6. Post Termination Activity. Upon expiration or termination of this Agreement for any reason, or upon request by Mozilla, Provider shall (and shall cause each Provider Affiliate to) immediately: (a) stop processing Mozilla Data; and (b) destroy Mozilla Data in accordance with Mozilla’s written instructions unless Mozilla requests that Provider return all Mozilla Data to Mozilla, in which case Provider shall return all Mozilla Data to Mozilla within 15 days of termination or expiration of the Agreement.
7. Interest in Mozilla Data. Provider acknowledges that Mozilla owns all right, title, and interest in and to Mozilla Data. Mozilla reserves all rights not granted to Provider under this Agreement.
And here is our plain English set of guidelines that we try to provide to vendors upfront:
Mozilla’s Deal Requirements
Mozilla looks for vendors who are willing to work with us to ensure our data* is protected and kept confidential. Specifically, we ask our vendors to commit to the following and want to ensure before moving to a contract discussion that you are willing to work with Mozilla on these points. The actual agreement terms will go into more detail.
You should know that Safe Harbor compliant vendors receive fast track status in our contract review process. If you are not, we need to pass on to you the Model Clauses that the EU has put out to ensure that people’s data is treated right.

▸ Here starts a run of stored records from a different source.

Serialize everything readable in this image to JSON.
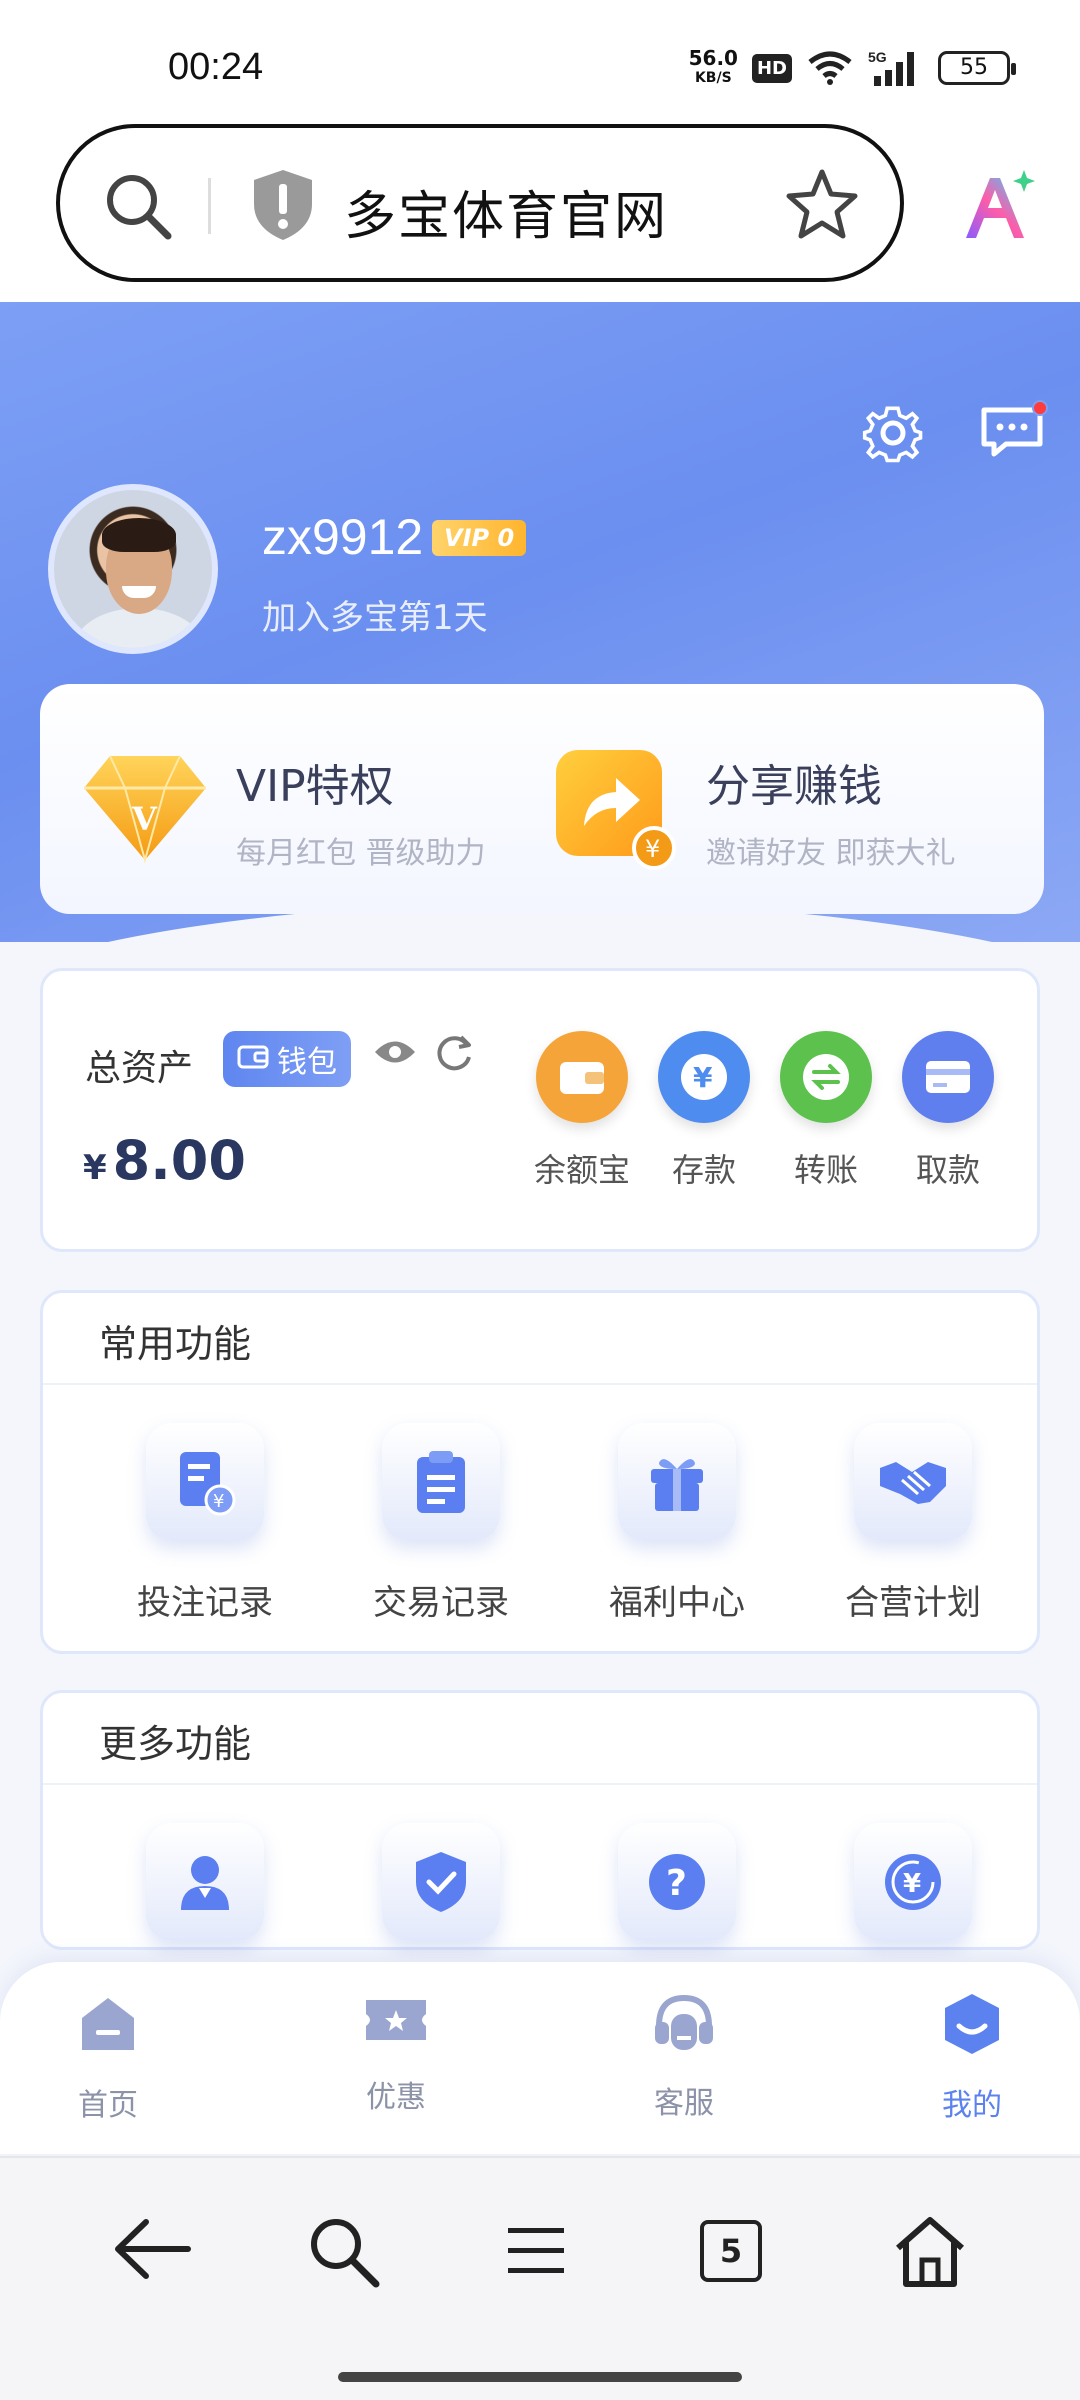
{
  "status_bar": {
    "time": "00:24",
    "net_speed": "56.0",
    "net_unit": "KB/S",
    "hd": "HD",
    "signal": "5G",
    "battery": "55"
  },
  "browser": {
    "url_text": "多宝体育官网",
    "tab_count": "5"
  },
  "profile": {
    "username": "zx9912",
    "vip_level": "VIP 0",
    "join_text": "加入多宝第1天"
  },
  "promo": {
    "vip_title": "VIP特权",
    "vip_sub": "每月红包 晋级助力",
    "share_title": "分享赚钱",
    "share_sub": "邀请好友 即获大礼"
  },
  "assets": {
    "label": "总资产",
    "wallet_label": "钱包",
    "currency": "¥",
    "amount": "8.00",
    "actions": [
      {
        "label": "余额宝",
        "color": "#f5a43a"
      },
      {
        "label": "存款",
        "color": "#4f8cf0"
      },
      {
        "label": "转账",
        "color": "#5cc24d"
      },
      {
        "label": "取款",
        "color": "#5f7fee"
      }
    ]
  },
  "common_functions": {
    "title": "常用功能",
    "items": [
      {
        "label": "投注记录",
        "icon": "bet-record-icon"
      },
      {
        "label": "交易记录",
        "icon": "transaction-record-icon"
      },
      {
        "label": "福利中心",
        "icon": "gift-icon"
      },
      {
        "label": "合营计划",
        "icon": "handshake-icon"
      }
    ]
  },
  "more_functions": {
    "title": "更多功能",
    "items": [
      {
        "icon": "user-profile-icon"
      },
      {
        "icon": "security-shield-icon"
      },
      {
        "icon": "help-question-icon"
      },
      {
        "icon": "rebate-yen-icon"
      }
    ]
  },
  "tabbar": {
    "items": [
      {
        "label": "首页"
      },
      {
        "label": "优惠"
      },
      {
        "label": "客服"
      },
      {
        "label": "我的"
      }
    ],
    "active_color": "#5b82ef"
  }
}
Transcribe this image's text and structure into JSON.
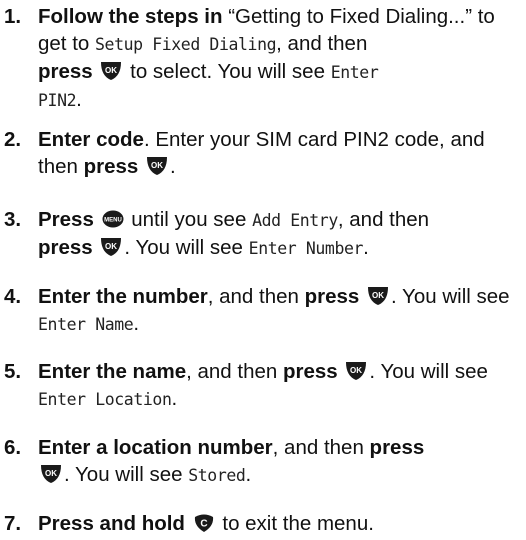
{
  "steps": [
    {
      "num": "1.",
      "bold1": "Follow the steps in",
      "t1": " “Getting to Fixed Dialing...” to get to ",
      "lcd1": "Setup Fixed Dialing",
      "t2": ", and then ",
      "bold2": "press",
      "key": "OK",
      "t3": " to select. You will see ",
      "lcd2a": "Enter",
      "lcd2b": "PIN2",
      "t4": "."
    },
    {
      "num": "2.",
      "bold1": "Enter code",
      "t1": ". Enter your SIM card PIN2 code, and then ",
      "bold2": "press",
      "key": "OK",
      "t2": "."
    },
    {
      "num": "3.",
      "bold1": "Press",
      "key1": "MENU",
      "t1": " until you see ",
      "lcd1": "Add Entry",
      "t2": ", and then ",
      "bold2": "press",
      "key2": "OK",
      "t3": ". You will see ",
      "lcd2": "Enter Number",
      "t4": "."
    },
    {
      "num": "4.",
      "bold1": "Enter the number",
      "t1": ", and then ",
      "bold2": "press",
      "key": "OK",
      "t2": ". You will see ",
      "lcd1": "Enter Name",
      "t3": "."
    },
    {
      "num": "5.",
      "bold1": "Enter the name",
      "t1": ", and then ",
      "bold2": "press",
      "key": "OK",
      "t2": ". You will see ",
      "lcd1": "Enter Location",
      "t3": "."
    },
    {
      "num": "6.",
      "bold1": "Enter a location number",
      "t1": ", and then ",
      "bold2": "press",
      "key": "OK",
      "t2": ". You will see ",
      "lcd1": "Stored",
      "t3": "."
    },
    {
      "num": "7.",
      "bold1": "Press and hold",
      "key": "C",
      "t1": " to exit the menu."
    }
  ]
}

-You’ll only use our data to provide the services and won’t disclose or collect it for any other purpose and you won’t correlate or aggregate it with any other data;
-You’ll comply with our privacy policies.
-You’ll agree to comply with all privacy laws that apply to us, including the EU laws around data and security.
-You’ll use industry best practices to secure our data.
-If there is a breach of our data, you will stand behind that and undertake remedial actions to correct the problem and notify and make whole all those affected.
-When our agreement ends, you will stop using and will destroy our data.
-We own all our data.
-If you break one of the promises above, you will stand behind that and compensate Mozilla and those affected without expecting Mozilla to pick up all or some of the tab.
If your company can provide these assurances, we’d like to talk to you more about working together.
*When we say “our data” we mean whatever data you are exposed to as part of our relationship, like Mozilla’s, its users’ and its employees’ data, depending on what services you provide.